Discuss the differences observed between the performance of the three methods.

---

In [18]:
plt.figure()
xx = [i for i in range(1,500001,500)]
plt.plot(xx, Q2_saved, label='Model Base ')
plt.plot(xx, Q3_saved, label='Q-learning')
plt.plot(xx, Q4_saved, label='Sarsa')
plt.xlabel('Iterations')
plt.ylabel('||Q* - Q||')
plt.legend()
plt.show()

<IPython.core.display.Javascript object>

Answer: For the three algorithms (Model Based, Q-learning, SARSA), the results were expected, since the norm of the difference between the Q* and their Q values decreased over the iterations, as we can see from the plot above.
    The Model Based RL algorithm reaches better Q values earlier than the Value Based RL algorithms (Q-learning and SARSA), because, in the Model Based reinforcement learning the agent tries to capture 2 functions, the transition function from states and the reward function.
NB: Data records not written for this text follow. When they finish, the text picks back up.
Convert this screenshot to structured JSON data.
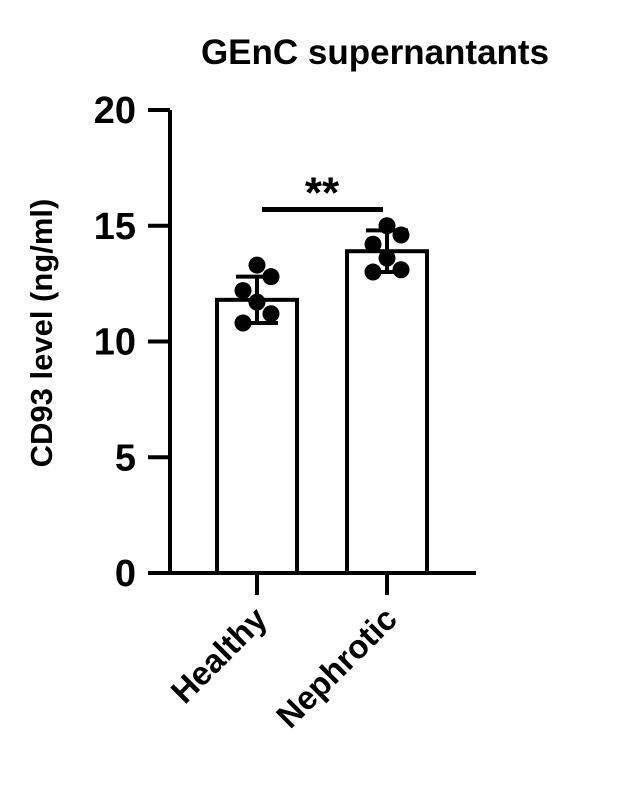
{
  "chart_data": {
    "type": "bar",
    "title": "GEnC supernantants",
    "ylabel": "CD93 level (ng/ml)",
    "xlabel": "",
    "ylim": [
      0,
      20
    ],
    "yticks": [
      "0",
      "5",
      "10",
      "15",
      "20"
    ],
    "grid": false,
    "categories": [
      "Healthy",
      "Nephrotic"
    ],
    "values": [
      11.8,
      13.9
    ],
    "error": [
      1.0,
      0.9
    ],
    "points": [
      [
        13.3,
        12.8,
        12.2,
        11.7,
        11.2,
        10.8
      ],
      [
        15.0,
        14.6,
        14.2,
        13.6,
        13.1,
        13.0
      ]
    ],
    "significance": {
      "label": "**",
      "between": [
        "Healthy",
        "Nephrotic"
      ],
      "y": 15.7
    },
    "colors": {
      "bar_fill": "#ffffff",
      "stroke": "#000000",
      "points": "#000000"
    }
  }
}
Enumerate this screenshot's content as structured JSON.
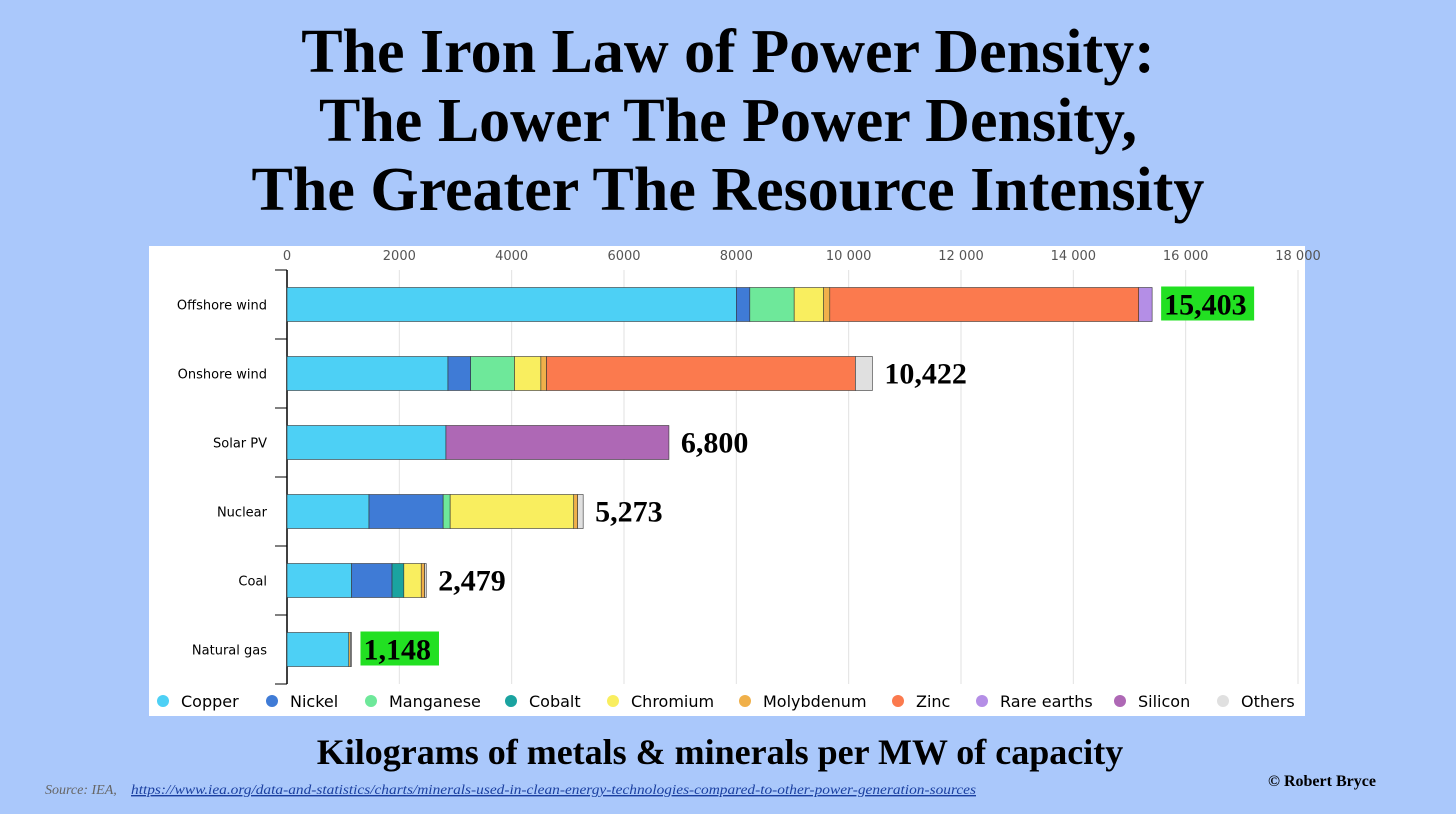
{
  "chart_data": {
    "type": "stacked-bar-horizontal",
    "title": [
      "The Iron Law of Power Density:",
      "The Lower The Power Density,",
      "The Greater The Resource Intensity"
    ],
    "x_label": "Kilograms of metals & minerals per MW of capacity",
    "source": "Source: IEA,",
    "source_link": "https://www.iea.org/data-and-statistics/charts/minerals-used-in-clean-energy-technologies-compared-to-other-power-generation-sources",
    "credit": "© Robert Bryce",
    "categories": [
      "Offshore wind",
      "Onshore wind",
      "Solar PV",
      "Nuclear",
      "Coal",
      "Natural gas"
    ],
    "series": [
      {
        "name": "Copper",
        "color": "#4dd0f5",
        "values": [
          8000,
          2866,
          2830,
          1460,
          1150,
          1100
        ]
      },
      {
        "name": "Nickel",
        "color": "#3f7bd6",
        "values": [
          240,
          404,
          0,
          1320,
          720,
          0
        ]
      },
      {
        "name": "Manganese",
        "color": "#6ee89a",
        "values": [
          790,
          780,
          0,
          125,
          0,
          0
        ]
      },
      {
        "name": "Cobalt",
        "color": "#1aa3a0",
        "values": [
          0,
          0,
          0,
          0,
          210,
          0
        ]
      },
      {
        "name": "Chromium",
        "color": "#f9ee5f",
        "values": [
          525,
          470,
          0,
          2200,
          310,
          0
        ]
      },
      {
        "name": "Molybdenum",
        "color": "#f0b04a",
        "values": [
          109,
          100,
          0,
          70,
          60,
          28
        ]
      },
      {
        "name": "Zinc",
        "color": "#fb7a4e",
        "values": [
          5500,
          5500,
          0,
          0,
          0,
          0
        ]
      },
      {
        "name": "Rare earths",
        "color": "#b48ee6",
        "values": [
          239,
          0,
          0,
          0,
          0,
          0
        ]
      },
      {
        "name": "Silicon",
        "color": "#ae68b5",
        "values": [
          0,
          0,
          3970,
          0,
          0,
          0
        ]
      },
      {
        "name": "Others",
        "color": "#e0e0e0",
        "values": [
          0,
          302,
          0,
          98,
          29,
          20
        ]
      }
    ],
    "totals": [
      15403,
      10422,
      6800,
      5273,
      2479,
      1148
    ],
    "total_labels": [
      "15,403",
      "10,422",
      "6,800",
      "5,273",
      "2,479",
      "1,148"
    ],
    "total_highlighted": [
      true,
      false,
      false,
      false,
      false,
      true
    ],
    "highlight_color": "#22e022",
    "xlim": [
      0,
      18000
    ],
    "xticks": [
      0,
      2000,
      4000,
      6000,
      8000,
      {
        "value": 10000,
        "label": "10 000"
      },
      {
        "value": 12000,
        "label": "12 000"
      },
      {
        "value": 14000,
        "label": "14 000"
      },
      {
        "value": 16000,
        "label": "16 000"
      },
      {
        "value": 18000,
        "label": "18 000"
      }
    ],
    "grid": true,
    "legend": "bottom"
  }
}
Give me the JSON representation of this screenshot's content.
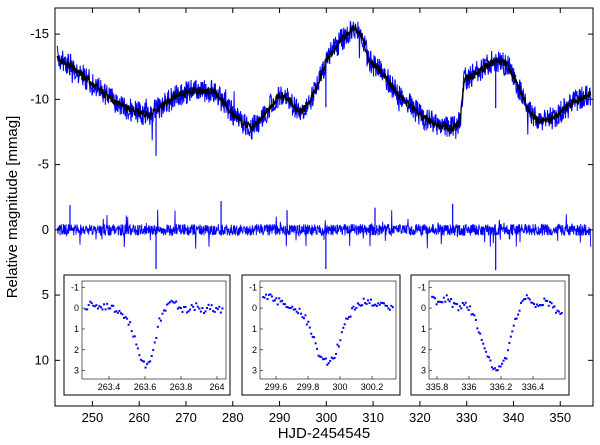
{
  "chart_data": {
    "type": "line",
    "xlabel": "HJD-2454545",
    "ylabel": "Relative magnitude [mmag]",
    "xlim": [
      242,
      357
    ],
    "ylim": [
      -17,
      13.5
    ],
    "y_inverted": true,
    "x_ticks": [
      250,
      260,
      270,
      280,
      290,
      300,
      310,
      320,
      330,
      340,
      350
    ],
    "y_ticks": [
      -15,
      -10,
      -5,
      0,
      5,
      10
    ],
    "y_tick_labels": [
      "-15",
      "-10",
      "-5",
      "0",
      "5",
      "10"
    ],
    "series": [
      {
        "role": "light-curve-raw",
        "color": "#0000ff",
        "x": [
          242.5,
          246,
          250,
          254,
          258,
          262,
          265,
          268,
          272,
          276,
          278,
          281,
          284,
          286,
          288,
          290,
          292,
          294,
          296,
          298,
          300,
          303,
          306,
          307.5,
          309,
          312,
          315,
          318,
          321,
          324,
          327,
          328.5,
          329.5,
          331,
          333,
          335,
          337,
          339,
          341,
          343,
          345,
          347,
          350,
          353,
          356.5
        ],
        "y": [
          -13.2,
          -12.4,
          -11.2,
          -10.0,
          -9.2,
          -8.8,
          -9.5,
          -10.3,
          -10.7,
          -10.6,
          -9.8,
          -8.5,
          -7.8,
          -8.5,
          -9.5,
          -10.3,
          -10.0,
          -9.0,
          -9.5,
          -11.0,
          -13.0,
          -14.5,
          -15.5,
          -15.0,
          -13.0,
          -12.0,
          -10.5,
          -9.5,
          -8.5,
          -8.0,
          -7.8,
          -8.2,
          -11.5,
          -11.8,
          -12.2,
          -12.8,
          -13.0,
          -12.5,
          -11.0,
          -9.3,
          -8.4,
          -8.3,
          -9.0,
          -9.8,
          -10.4
        ]
      },
      {
        "role": "residuals",
        "color": "#0000ff",
        "x": [
          242.5,
          356.5
        ],
        "y": [
          0,
          0
        ],
        "spikes": [
          {
            "x": 263.6,
            "y": 3.0
          },
          {
            "x": 299.9,
            "y": 3.0
          },
          {
            "x": 336.2,
            "y": 3.1
          },
          {
            "x": 245.2,
            "y": -1.9
          },
          {
            "x": 277.5,
            "y": -2.2
          },
          {
            "x": 291.6,
            "y": -1.5
          },
          {
            "x": 310.4,
            "y": -1.7
          },
          {
            "x": 327.0,
            "y": -2.0
          }
        ]
      }
    ],
    "insets": [
      {
        "name": "eclipse-1",
        "xlim": [
          263.25,
          264.05
        ],
        "ylim": [
          -1.3,
          3.4
        ],
        "x_ticks": [
          263.4,
          263.6,
          263.8,
          264
        ],
        "x_tick_labels": [
          "263.4",
          "263.6",
          "263.8",
          "264"
        ],
        "y_ticks": [
          -1,
          0,
          1,
          2,
          3
        ],
        "y_tick_labels": [
          "-1",
          "0",
          "1",
          "2",
          "3"
        ],
        "x": [
          263.28,
          263.32,
          263.36,
          263.4,
          263.44,
          263.48,
          263.52,
          263.55,
          263.58,
          263.6,
          263.62,
          263.64,
          263.66,
          263.68,
          263.72,
          263.76,
          263.8,
          263.84,
          263.88,
          263.92,
          263.96,
          264.0,
          264.04
        ],
        "y": [
          -0.1,
          -0.2,
          0.0,
          -0.1,
          0.1,
          0.3,
          0.8,
          1.6,
          2.4,
          2.8,
          2.6,
          2.1,
          1.4,
          0.6,
          0.0,
          -0.3,
          0.0,
          0.1,
          -0.1,
          0.1,
          0.0,
          0.1,
          0.0
        ]
      },
      {
        "name": "eclipse-2",
        "xlim": [
          299.5,
          300.35
        ],
        "ylim": [
          -1.3,
          3.4
        ],
        "x_ticks": [
          299.6,
          299.8,
          300,
          300.2
        ],
        "x_tick_labels": [
          "299.6",
          "299.8",
          "300",
          "300.2"
        ],
        "y_ticks": [
          -1,
          0,
          1,
          2,
          3
        ],
        "y_tick_labels": [
          "-1",
          "0",
          "1",
          "2",
          "3"
        ],
        "x": [
          299.54,
          299.58,
          299.62,
          299.66,
          299.7,
          299.74,
          299.78,
          299.81,
          299.84,
          299.87,
          299.9,
          299.93,
          299.96,
          299.99,
          300.02,
          300.06,
          300.1,
          300.14,
          300.18,
          300.22,
          300.26,
          300.3,
          300.34
        ],
        "y": [
          -0.6,
          -0.5,
          -0.3,
          -0.2,
          0.0,
          0.1,
          0.4,
          0.9,
          1.6,
          2.2,
          2.5,
          2.6,
          2.4,
          1.8,
          1.0,
          0.3,
          -0.1,
          -0.3,
          -0.2,
          -0.3,
          -0.2,
          0.0,
          0.1
        ]
      },
      {
        "name": "eclipse-3",
        "xlim": [
          335.75,
          336.6
        ],
        "ylim": [
          -1.3,
          3.4
        ],
        "x_ticks": [
          335.8,
          336,
          336.2,
          336.4
        ],
        "x_tick_labels": [
          "335.8",
          "336",
          "336.2",
          "336.4"
        ],
        "y_ticks": [
          -1,
          0,
          1,
          2,
          3
        ],
        "y_tick_labels": [
          "-1",
          "0",
          "1",
          "2",
          "3"
        ],
        "x": [
          335.78,
          335.82,
          335.86,
          335.9,
          335.94,
          335.98,
          336.02,
          336.05,
          336.08,
          336.11,
          336.14,
          336.17,
          336.2,
          336.23,
          336.26,
          336.29,
          336.32,
          336.36,
          336.4,
          336.44,
          336.48,
          336.52,
          336.56
        ],
        "y": [
          -0.4,
          -0.3,
          -0.5,
          -0.2,
          0.0,
          -0.3,
          0.2,
          0.8,
          1.5,
          2.2,
          2.8,
          3.0,
          2.9,
          2.4,
          1.5,
          0.6,
          -0.1,
          -0.6,
          -0.3,
          0.0,
          -0.4,
          -0.1,
          0.2
        ]
      }
    ]
  }
}
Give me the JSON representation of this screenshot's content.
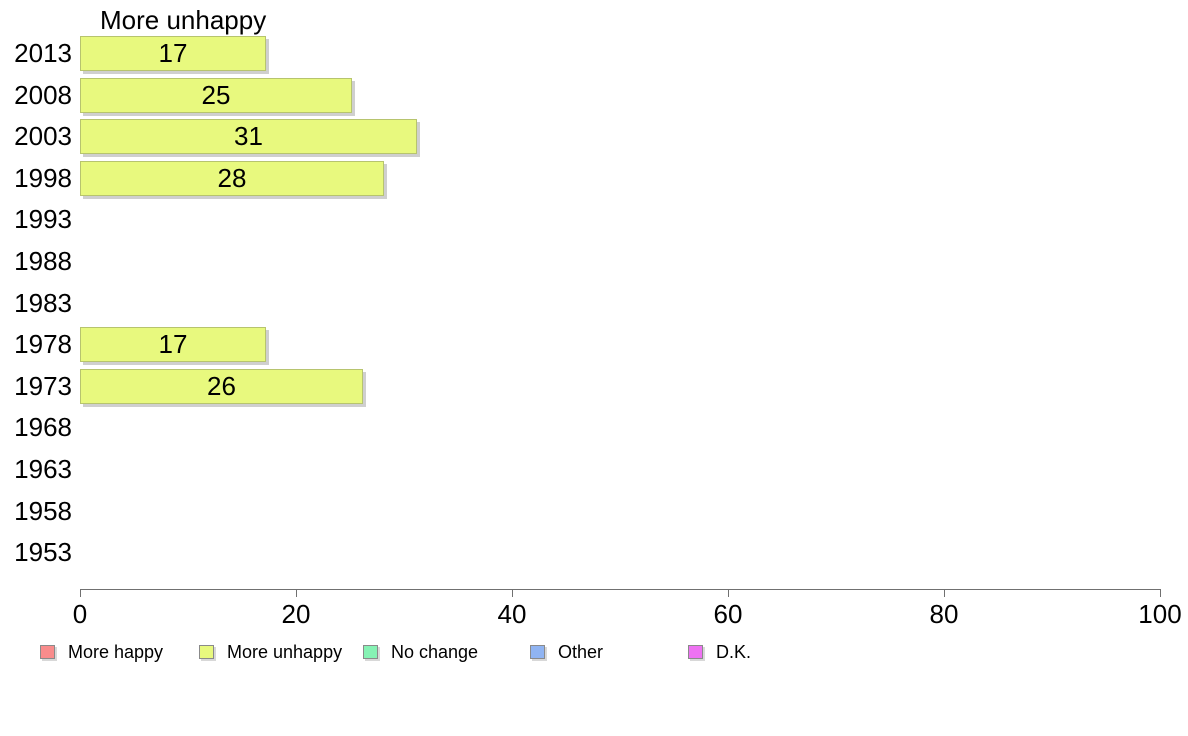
{
  "chart_data": {
    "type": "bar",
    "orientation": "horizontal",
    "title": "More unhappy",
    "categories": [
      "2013",
      "2008",
      "2003",
      "1998",
      "1993",
      "1988",
      "1983",
      "1978",
      "1973",
      "1968",
      "1963",
      "1958",
      "1953"
    ],
    "values": [
      17,
      25,
      31,
      28,
      null,
      null,
      null,
      17,
      26,
      null,
      null,
      null,
      null
    ],
    "xlabel": "",
    "ylabel": "",
    "xlim": [
      0,
      100
    ],
    "x_ticks": [
      0,
      20,
      40,
      60,
      80,
      100
    ],
    "grid": "off",
    "bar_fill_color": "#e8f97e",
    "bar_border_color": "#b7c46e",
    "shadow_color": "#cfcfcf",
    "axis_color": "#707070",
    "legend_position": "bottom",
    "legend": [
      {
        "label": "More happy",
        "color": "#f98c8c"
      },
      {
        "label": "More unhappy",
        "color": "#e8f97e"
      },
      {
        "label": "No change",
        "color": "#86f2b4"
      },
      {
        "label": "Other",
        "color": "#90b4f2"
      },
      {
        "label": "D.K.",
        "color": "#ee72f2"
      }
    ]
  }
}
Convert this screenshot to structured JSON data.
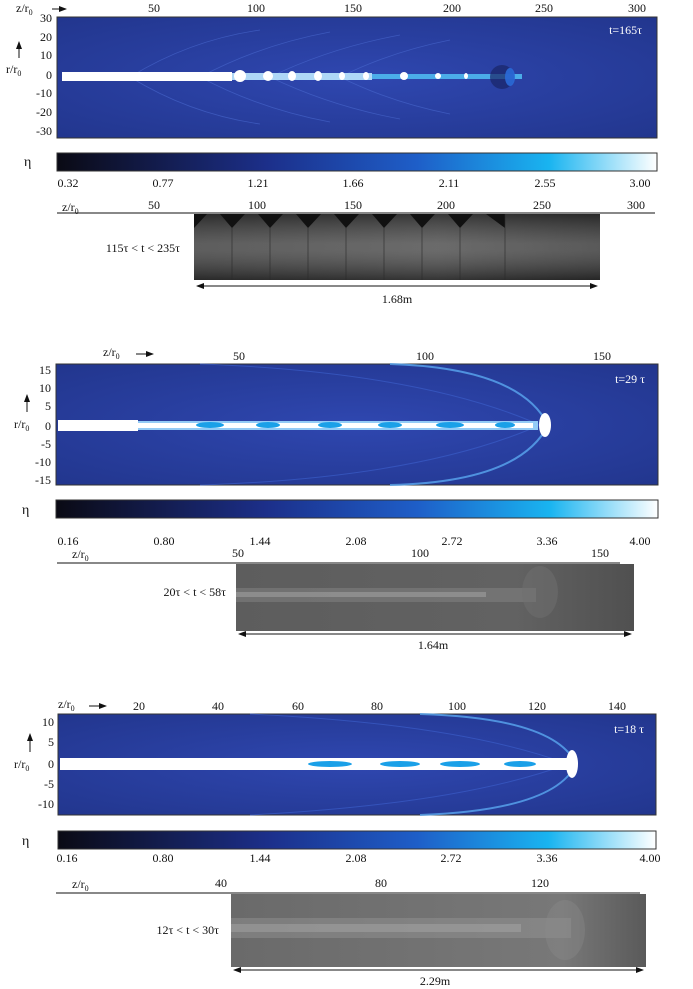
{
  "panels": [
    {
      "id": "p1",
      "time_label": "t=165τ",
      "z_axis_label": "z/r",
      "z_axis_sub": "0",
      "r_axis_label": "r/r",
      "r_axis_sub": "0",
      "z_ticks": [
        "50",
        "100",
        "150",
        "200",
        "250",
        "300"
      ],
      "r_ticks": [
        "30",
        "20",
        "10",
        "0",
        "-10",
        "-20",
        "-30"
      ],
      "colorbar_symbol": "η",
      "colorbar_ticks": [
        "0.32",
        "0.77",
        "1.21",
        "1.66",
        "2.11",
        "2.55",
        "3.00"
      ],
      "photo_z_label": "z/r",
      "photo_z_sub": "0",
      "photo_z_ticks": [
        "50",
        "100",
        "150",
        "200",
        "250",
        "300"
      ],
      "photo_time_label": "115τ < t < 235τ",
      "scale_label": "1.68m"
    },
    {
      "id": "p2",
      "time_label": "t=29 τ",
      "z_axis_label": "z/r",
      "z_axis_sub": "0",
      "r_axis_label": "r/r",
      "r_axis_sub": "0",
      "z_ticks": [
        "50",
        "100",
        "150"
      ],
      "r_ticks": [
        "15",
        "10",
        "5",
        "0",
        "-5",
        "-10",
        "-15"
      ],
      "colorbar_symbol": "η",
      "colorbar_ticks": [
        "0.16",
        "0.80",
        "1.44",
        "2.08",
        "2.72",
        "3.36",
        "4.00"
      ],
      "photo_z_label": "z/r",
      "photo_z_sub": "0",
      "photo_z_ticks": [
        "50",
        "100",
        "150"
      ],
      "photo_time_label": "20τ < t < 58τ",
      "scale_label": "1.64m"
    },
    {
      "id": "p3",
      "time_label": "t=18 τ",
      "z_axis_label": "z/r",
      "z_axis_sub": "0",
      "r_axis_label": "r/r",
      "r_axis_sub": "0",
      "z_ticks": [
        "20",
        "40",
        "60",
        "80",
        "100",
        "120",
        "140"
      ],
      "r_ticks": [
        "10",
        "5",
        "0",
        "-5",
        "-10"
      ],
      "colorbar_symbol": "η",
      "colorbar_ticks": [
        "0.16",
        "0.80",
        "1.44",
        "2.08",
        "2.72",
        "3.36",
        "4.00"
      ],
      "photo_z_label": "z/r",
      "photo_z_sub": "0",
      "photo_z_ticks": [
        "40",
        "80",
        "120"
      ],
      "photo_time_label": "12τ < t < 30τ",
      "scale_label": "2.29m"
    }
  ],
  "colors": {
    "background_blue": "#2a3fa0",
    "jet_core": "#ffffff",
    "jet_cyan": "#1aa0e8",
    "cb_dark": "#0a0a14",
    "cb_mid": "#1e5ec8",
    "cb_cyan": "#19b4f0",
    "cb_light": "#ffffff"
  }
}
From this model the agent can make predictions about what the next state and reward will be before it takes each action. And in the Value Based reinforcement learning the agent learns a policy directly using algorithms, in this case, Q-learning and SARSA.
    SARSA has the worst results, because it learns the value of the policy that it follows, in order to SARSA learn Q* must be combined with policy improvement, in this case, we should have used e-greedy, decaying e.